The 35-year-old American made her Grand Slam debut in Melbourne way back in 1998 and won the first of her major titles at the US Open a year later.
She has since accumulated 22 over an astonishing career, matching Steffi Graf's Open-era record. One more on Saturday - her seventh in Australia - and she will hold the record outright, with only Margaret Court's all-time mark of 24 left to achieve.
Williams has refused to talk about the possibility of finally surpassing the German, after intense pressure over the long-standing record took its toll at last year's US Open, when she lost in the semi-finals.
But she now has a golden chance of further cementing her place in history, and at the same time reclaiming the top world ranking that Angelique Kerber seized from her last year.
"It is what it is. Like I said from the beginning, I don't really talk about that any more," Serena said when pressed on what breaking the Graf record would mean.
Intriguingly, it is her older sister who could ruin her day, with Venus, 36, turning back the clock to make her first Grand Slam final since Wimbledon in 2009.
It was Venus who knocked Serena out in round two on her Grand Slam debut 19 years ago, and they have since played eight major finals against each other.
Serena leads 6-2 in those finals, and has an overall 16-11 win-loss record against her sibling.
While reluctant to speak about making history, she is happy to dwell on another all-Williams final, heaping praise on Venus.
The elder Williams has beaten injuries and overcome Sjogren's syndrome, a rare, energy-sapping autoimmune disorder, to reach a 15th Grand Slam final, nearly eight years after her last.
"After everything that Venus has been through with her illness and stuff, I just can't help but feel like it's a win-win situation for me," she said.
"I was there for the whole time.
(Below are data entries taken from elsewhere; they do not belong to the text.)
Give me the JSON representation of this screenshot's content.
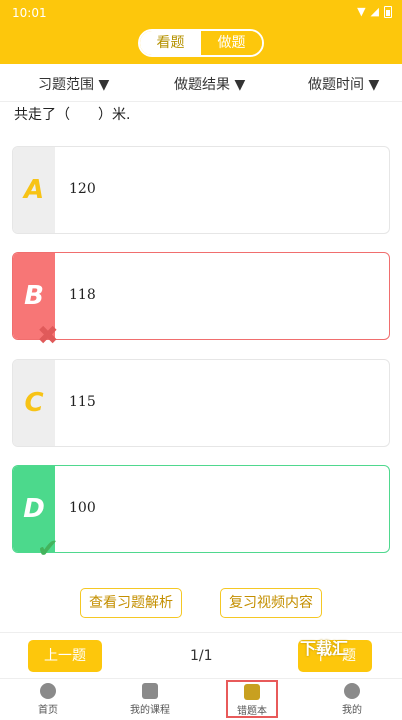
{
  "status": {
    "time": "10:01"
  },
  "header": {
    "tab_view": "看题",
    "tab_do": "做题"
  },
  "filters": {
    "range": "习题范围 ▼",
    "result": "做题结果 ▼",
    "time": "做题时间 ▼"
  },
  "question": {
    "text": "共走了（　　）米."
  },
  "options": [
    {
      "letter": "A",
      "value": "120",
      "state": "normal"
    },
    {
      "letter": "B",
      "value": "118",
      "state": "wrong"
    },
    {
      "letter": "C",
      "value": "115",
      "state": "normal"
    },
    {
      "letter": "D",
      "value": "100",
      "state": "correct"
    }
  ],
  "actions": {
    "analysis": "查看习题解析",
    "video": "复习视频内容"
  },
  "pager": {
    "prev": "上一题",
    "next": "下一题",
    "page": "1/1",
    "watermark": "下载汇"
  },
  "tabs": [
    {
      "label": "首页",
      "icon": "compass-icon"
    },
    {
      "label": "我的课程",
      "icon": "calendar-icon"
    },
    {
      "label": "错题本",
      "icon": "notebook-icon"
    },
    {
      "label": "我的",
      "icon": "profile-icon"
    }
  ],
  "colors": {
    "brand": "#fdc70c",
    "wrong": "#f77676",
    "correct": "#4cd98c"
  }
}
We lived together. I know what she went through.
"It's the one time that I really genuinely feel like no matter what happens, I can't lose, she can't lose. It's going to be a great situation."
Serena said she never lost hope of meeting her sister again in a major final.
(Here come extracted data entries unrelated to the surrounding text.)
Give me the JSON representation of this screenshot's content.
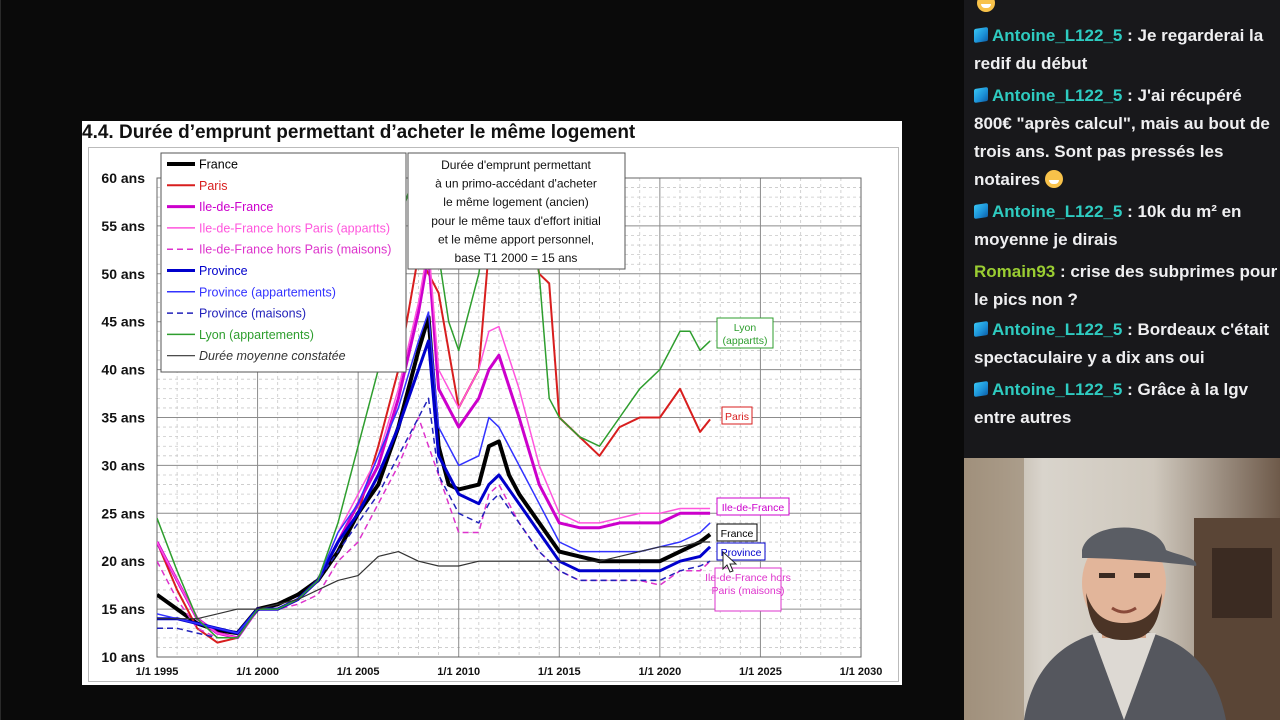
{
  "chart_data": {
    "type": "line",
    "title": "4.4. Durée d’emprunt permettant d’acheter le même logement",
    "note_lines": [
      "Durée d'emprunt permettant",
      "à un primo-accédant d'acheter",
      "le même logement (ancien)",
      "pour le même taux d'effort initial",
      "et le même apport personnel,",
      "base T1 2000 = 15 ans"
    ],
    "xlim": [
      1995,
      2030
    ],
    "ylim": [
      10,
      60
    ],
    "x_ticks": [
      {
        "v": 1995,
        "label": "1/1 1995"
      },
      {
        "v": 2000,
        "label": "1/1 2000"
      },
      {
        "v": 2005,
        "label": "1/1 2005"
      },
      {
        "v": 2010,
        "label": "1/1 2010"
      },
      {
        "v": 2015,
        "label": "1/1 2015"
      },
      {
        "v": 2020,
        "label": "1/1 2020"
      },
      {
        "v": 2025,
        "label": "1/1 2025"
      },
      {
        "v": 2030,
        "label": "1/1 2030"
      }
    ],
    "y_ticks": [
      {
        "v": 10,
        "label": "10 ans"
      },
      {
        "v": 15,
        "label": "15 ans"
      },
      {
        "v": 20,
        "label": "20 ans"
      },
      {
        "v": 25,
        "label": "25 ans"
      },
      {
        "v": 30,
        "label": "30 ans"
      },
      {
        "v": 35,
        "label": "35 ans"
      },
      {
        "v": 40,
        "label": "40 ans"
      },
      {
        "v": 45,
        "label": "45 ans"
      },
      {
        "v": 50,
        "label": "50 ans"
      },
      {
        "v": 55,
        "label": "55 ans"
      },
      {
        "v": 60,
        "label": "60 ans"
      }
    ],
    "grid": true,
    "legend_position": "top-left",
    "series": [
      {
        "name": "France",
        "color": "#000000",
        "width": 4,
        "dash": "",
        "italic": false,
        "x": [
          1995,
          1996,
          1997,
          1998,
          1999,
          2000,
          2001,
          2002,
          2003,
          2004,
          2005,
          2006,
          2007,
          2008,
          2008.5,
          2009,
          2009.5,
          2010,
          2011,
          2011.5,
          2012,
          2012.5,
          2013,
          2014,
          2015,
          2016,
          2017,
          2018,
          2019,
          2020,
          2021,
          2022,
          2022.5
        ],
        "y": [
          16.5,
          15,
          13.5,
          12.8,
          12.5,
          15,
          15.5,
          16.5,
          18,
          21,
          25,
          28,
          34,
          42,
          45.5,
          32,
          28,
          27.5,
          28,
          32,
          32.5,
          29,
          27,
          24,
          21,
          20.5,
          20,
          20,
          20,
          20,
          21,
          22,
          22.8
        ]
      },
      {
        "name": "Paris",
        "color": "#d81e1e",
        "width": 2,
        "dash": "",
        "italic": false,
        "x": [
          1995,
          1996,
          1997,
          1998,
          1999,
          2000,
          2001,
          2002,
          2003,
          2004,
          2005,
          2006,
          2007,
          2008,
          2009,
          2010,
          2011,
          2012,
          2013,
          2014,
          2014.5,
          2015,
          2016,
          2017,
          2018,
          2019,
          2020,
          2021,
          2022,
          2022.5
        ],
        "y": [
          22,
          17,
          13,
          11.5,
          12,
          15,
          15,
          16,
          18,
          22,
          25,
          32,
          40,
          52,
          48,
          36,
          40,
          65,
          62,
          50,
          49,
          35,
          33,
          31,
          34,
          35,
          35,
          38,
          33.5,
          34.8
        ]
      },
      {
        "name": "Ile-de-France",
        "color": "#cc00cc",
        "width": 3,
        "dash": "",
        "italic": false,
        "x": [
          1995,
          1996,
          1997,
          1998,
          1999,
          2000,
          2001,
          2002,
          2003,
          2004,
          2005,
          2006,
          2007,
          2008,
          2008.5,
          2009,
          2010,
          2011,
          2011.5,
          2012,
          2013,
          2014,
          2015,
          2016,
          2017,
          2018,
          2019,
          2020,
          2021,
          2022,
          2022.5
        ],
        "y": [
          22,
          18,
          14,
          12.5,
          12,
          15,
          15,
          16,
          18,
          22,
          26,
          30,
          37,
          46,
          52,
          38,
          34,
          37,
          40,
          41.5,
          35,
          28,
          24,
          23.5,
          23.5,
          24,
          24,
          24,
          25,
          25,
          25
        ]
      },
      {
        "name": "Ile-de-France hors Paris (appartts)",
        "color": "#ff55dd",
        "width": 1.5,
        "dash": "",
        "italic": false,
        "x": [
          1995,
          1996,
          1997,
          1998,
          1999,
          2000,
          2001,
          2002,
          2003,
          2004,
          2005,
          2006,
          2007,
          2008,
          2008.5,
          2009,
          2010,
          2011,
          2011.5,
          2012,
          2013,
          2014,
          2015,
          2016,
          2017,
          2018,
          2019,
          2020,
          2021,
          2022,
          2022.5
        ],
        "y": [
          22,
          18,
          14,
          12.5,
          12,
          15,
          15,
          16,
          18,
          23,
          27,
          31,
          38,
          47,
          53,
          40,
          36,
          40,
          44,
          44.5,
          38,
          30,
          25,
          24,
          24,
          24.5,
          25,
          25,
          25.5,
          25.5,
          25.5
        ]
      },
      {
        "name": "Ile-de-France hors Paris (maisons)",
        "color": "#dd33cc",
        "width": 1.5,
        "dash": "6,4",
        "italic": false,
        "x": [
          1995,
          1996,
          1997,
          1998,
          1999,
          2000,
          2001,
          2002,
          2003,
          2004,
          2005,
          2006,
          2007,
          2008,
          2009,
          2010,
          2011,
          2011.5,
          2012,
          2013,
          2014,
          2015,
          2016,
          2017,
          2018,
          2019,
          2020,
          2021,
          2022,
          2022.5
        ],
        "y": [
          20,
          16,
          13,
          12,
          12,
          15,
          15,
          15.5,
          16.5,
          20,
          22,
          26,
          30,
          35,
          29,
          23,
          23,
          27,
          28,
          24,
          21,
          19,
          18,
          18,
          18,
          18,
          17.5,
          19,
          19,
          20
        ]
      },
      {
        "name": "Province",
        "color": "#0000cc",
        "width": 3,
        "dash": "",
        "italic": false,
        "x": [
          1995,
          1996,
          1997,
          1998,
          1999,
          2000,
          2001,
          2002,
          2003,
          2004,
          2005,
          2006,
          2007,
          2008,
          2008.5,
          2009,
          2010,
          2011,
          2011.5,
          2012,
          2013,
          2014,
          2015,
          2016,
          2017,
          2018,
          2019,
          2020,
          2021,
          2022,
          2022.5
        ],
        "y": [
          14,
          14,
          13.5,
          13,
          12.5,
          15,
          15,
          16,
          18,
          22,
          25,
          29,
          34,
          40,
          43,
          31,
          27,
          26,
          28,
          29,
          26,
          23,
          20,
          19,
          19,
          19,
          19,
          19,
          20,
          20.5,
          21.5
        ]
      },
      {
        "name": "Province (appartements)",
        "color": "#3333ff",
        "width": 1.5,
        "dash": "",
        "italic": false,
        "x": [
          1995,
          1996,
          1997,
          1998,
          1999,
          2000,
          2001,
          2002,
          2003,
          2004,
          2005,
          2006,
          2007,
          2008,
          2008.5,
          2009,
          2010,
          2011,
          2011.5,
          2012,
          2013,
          2014,
          2015,
          2016,
          2017,
          2018,
          2019,
          2020,
          2021,
          2022,
          2022.5
        ],
        "y": [
          14.5,
          14,
          13.5,
          13,
          12.5,
          15,
          15,
          16,
          18,
          23,
          26,
          31,
          36,
          43,
          46,
          34,
          30,
          31,
          35,
          34,
          30,
          26,
          22,
          21,
          21,
          21,
          21,
          21.5,
          22,
          23,
          24
        ]
      },
      {
        "name": "Province (maisons)",
        "color": "#2222bb",
        "width": 1.5,
        "dash": "6,4",
        "italic": false,
        "x": [
          1995,
          1996,
          1997,
          1998,
          1999,
          2000,
          2001,
          2002,
          2003,
          2004,
          2005,
          2006,
          2007,
          2008,
          2008.5,
          2009,
          2010,
          2011,
          2011.5,
          2012,
          2013,
          2014,
          2015,
          2016,
          2017,
          2018,
          2019,
          2020,
          2021,
          2022,
          2022.5
        ],
        "y": [
          13,
          13,
          12.5,
          12,
          12,
          15,
          15,
          16,
          18,
          21,
          24,
          27,
          31,
          35,
          37,
          29,
          25,
          24,
          26,
          27,
          24,
          21,
          19,
          18,
          18,
          18,
          18,
          18,
          19,
          19.5,
          20
        ]
      },
      {
        "name": "Lyon (appartements)",
        "color": "#2e9e2e",
        "width": 1.5,
        "dash": "",
        "italic": false,
        "x": [
          1995,
          1996,
          1997,
          1998,
          1999,
          2000,
          2001,
          2002,
          2003,
          2004,
          2005,
          2006,
          2007,
          2008,
          2008.5,
          2009,
          2009.5,
          2010,
          2011,
          2012,
          2013,
          2014,
          2014.5,
          2015,
          2016,
          2017,
          2018,
          2019,
          2020,
          2021,
          2021.5,
          2022,
          2022.5
        ],
        "y": [
          24.5,
          19,
          14,
          12,
          12,
          15,
          15,
          16,
          18,
          24,
          32,
          40,
          55,
          62,
          65,
          52,
          45,
          42,
          50,
          63,
          60,
          50,
          37,
          35,
          33,
          32,
          35,
          38,
          40,
          44,
          44,
          42,
          43
        ]
      },
      {
        "name": "Durée moyenne constatée",
        "color": "#333333",
        "width": 1.2,
        "dash": "",
        "italic": true,
        "x": [
          1995,
          1996,
          1997,
          1998,
          1999,
          2000,
          2001,
          2002,
          2003,
          2004,
          2005,
          2006,
          2007,
          2008,
          2009,
          2010,
          2011,
          2012,
          2013,
          2014,
          2015,
          2016,
          2017,
          2018,
          2019,
          2020,
          2021,
          2022,
          2022.5
        ],
        "y": [
          14,
          14,
          14,
          14.5,
          15,
          15,
          15.5,
          16,
          17,
          18,
          18.5,
          20.5,
          21,
          20,
          19.5,
          19.5,
          20,
          20,
          20,
          20,
          20,
          20,
          20,
          20.5,
          21,
          21.5,
          21.5,
          22,
          22
        ]
      }
    ],
    "end_labels": [
      {
        "text": "Lyon (appartts)",
        "color": "#2e9e2e",
        "border": "#2e9e2e"
      },
      {
        "text": "Paris",
        "color": "#d81e1e",
        "border": "#d81e1e"
      },
      {
        "text": "Ile-de-France",
        "color": "#cc00cc",
        "border": "#cc00cc"
      },
      {
        "text": "France",
        "color": "#000000",
        "border": "#000000"
      },
      {
        "text": "Province",
        "color": "#0000cc",
        "border": "#0000cc"
      },
      {
        "text": "Ile-de-France hors Paris (maisons)",
        "color": "#dd33cc",
        "border": "#dd33cc"
      }
    ]
  },
  "chat": {
    "messages": [
      {
        "user": "Antoine_L122_5",
        "has_badge": true,
        "text": "Je regarderai la redif du début"
      },
      {
        "user": "Antoine_L122_5",
        "has_badge": true,
        "text": "J'ai récupéré 800€ \"après calcul\", mais au bout de trois ans. Sont pas pressés les notaires",
        "emoji": "grinning-face-emoji"
      },
      {
        "user": "Antoine_L122_5",
        "has_badge": true,
        "text": "10k du m² en moyenne je dirais"
      },
      {
        "user": "Romain93",
        "has_badge": false,
        "text": "crise des subprimes pour le pics non ?"
      },
      {
        "user": "Antoine_L122_5",
        "has_badge": true,
        "text": "Bordeaux c'était spectaculaire y a dix ans oui"
      },
      {
        "user": "Antoine_L122_5",
        "has_badge": true,
        "text": "Grâce à la lgv entre autres"
      }
    ]
  },
  "webcam": {
    "label": "streamer-webcam"
  }
}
"This probably is the moment of our careers so far," she said.
"I never lost hope of us being able to play each other in a final, although it was hard because we're usually on the same side of the draw."
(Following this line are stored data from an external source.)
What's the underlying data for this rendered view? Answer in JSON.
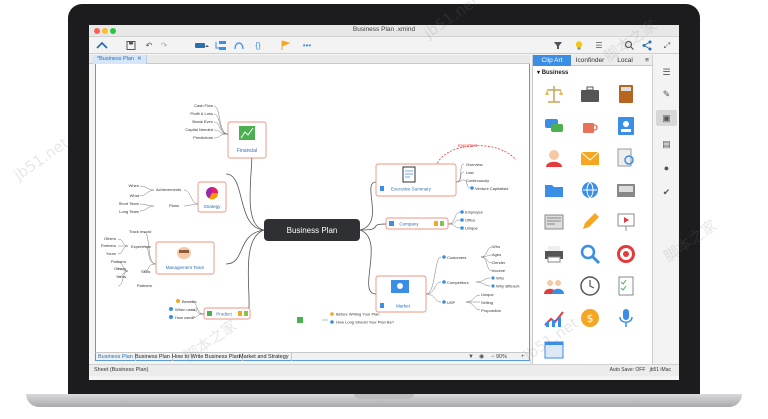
{
  "window": {
    "title": "Business Plan .xmind"
  },
  "toolbar": {
    "items": [
      "home-icon",
      "save-icon",
      "undo-icon",
      "redo-icon",
      "topic-icon",
      "subtopic-icon",
      "relationship-icon",
      "boundary-icon",
      "marker-icon",
      "more-icon",
      "filter-icon",
      "idea-icon",
      "outline-icon",
      "search-icon",
      "share-icon",
      "fullscreen-icon"
    ]
  },
  "document_tab": {
    "label": "*Business Plan"
  },
  "mindmap": {
    "central": "Business Plan",
    "branches": {
      "financial": {
        "label": "Financial",
        "children": [
          "Cash Flow",
          "Profit & Loss",
          "Break Even",
          "Capital Needed",
          "Predictions"
        ]
      },
      "strategy": {
        "label": "Strategy",
        "children": [
          "When",
          "What",
          "Short Team",
          "Long Team"
        ],
        "sub": [
          "Achievements",
          "Plans"
        ]
      },
      "management": {
        "label": "Management Team",
        "children": [
          "Others",
          "Partners",
          "Yours",
          "Partners",
          "Others",
          "Yours",
          "Partners"
        ],
        "sub": [
          "Track record",
          "Experience",
          "Skills"
        ]
      },
      "product": {
        "label": "Product",
        "children": [
          "Benefits",
          "When used?",
          "How used?"
        ]
      },
      "executive": {
        "label": "Executive Summary",
        "children": [
          "Overview",
          "Last",
          "Continuously",
          "Venture Capitalists"
        ],
        "callout": "Important"
      },
      "company": {
        "label": "Company",
        "children": [
          "Employee",
          "Office",
          "Unique"
        ]
      },
      "market": {
        "label": "Market",
        "children": [
          "Customers",
          "Competitors",
          "USP"
        ],
        "leaves": [
          "Who",
          "Ages",
          "Gender",
          "Income",
          "Who",
          "Why different",
          "Unique",
          "Selling",
          "Proposition"
        ]
      },
      "floating": [
        "Before Writing Your Plan",
        "How Long Should Your Plan Be?"
      ]
    }
  },
  "sheet_tabs": [
    "Business Plan",
    "Business Plan",
    "How to Write Business Plan",
    "Market and Strategy"
  ],
  "zoom": "90%",
  "status": {
    "left": "Sheet (Business Plan)",
    "autosave": "Auto Save: OFF",
    "user": "jb51 iMac"
  },
  "panel": {
    "tabs": [
      "Clip Art",
      "Iconfinder",
      "Local"
    ],
    "section": "Business",
    "clipart": [
      "scales",
      "briefcase",
      "calculator",
      "chat",
      "coffee",
      "contact-card",
      "support-agent",
      "envelope",
      "document-search",
      "folder",
      "globe",
      "inbox",
      "newspaper",
      "pencil",
      "presentation",
      "printer",
      "magnifier",
      "target",
      "team",
      "clock",
      "checklist",
      "growth-chart",
      "coin",
      "microphone",
      "window"
    ]
  },
  "strip_icons": [
    "outline-icon",
    "format-icon",
    "image-icon",
    "notes-icon",
    "comment-icon",
    "task-icon"
  ],
  "watermarks": [
    "jb51.net",
    "脚本之家"
  ],
  "colors": {
    "accent": "#3a8ee6",
    "central": "#2f3033",
    "topic_border": "#e8735a",
    "link": "#555555"
  }
}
Venus, who has won seven Grand Slam finals and lost another seven, will be the oldest finalist at Melbourne Park in the Open era, joining a select list of 30-somethings including Chris Evert, Martina Navratilova and her sister.
The 13th seed also takes the record for the longest wait between major finals, at seven-and-a-half years since her last appearance at Wimbledon in 2009.
Venus admits her sister doesn't have many weaknesses in her game to exploit, but she is up for the challenge.
"When I'm playing on the court with her, I think I'm playing the best competitor in the game. I don't think I'm chump change either, you know," she said.
"I can compete against any odds. No matter what, I get out there and I compete.
"So it's like two players who really, really can compete, then also they can play tennis."
"Okay, it won't be an easy match," she added. "You have to control yourself, then you also have to hopefully put your opponent in a box. This opponent is your sister, and she's super-awesome."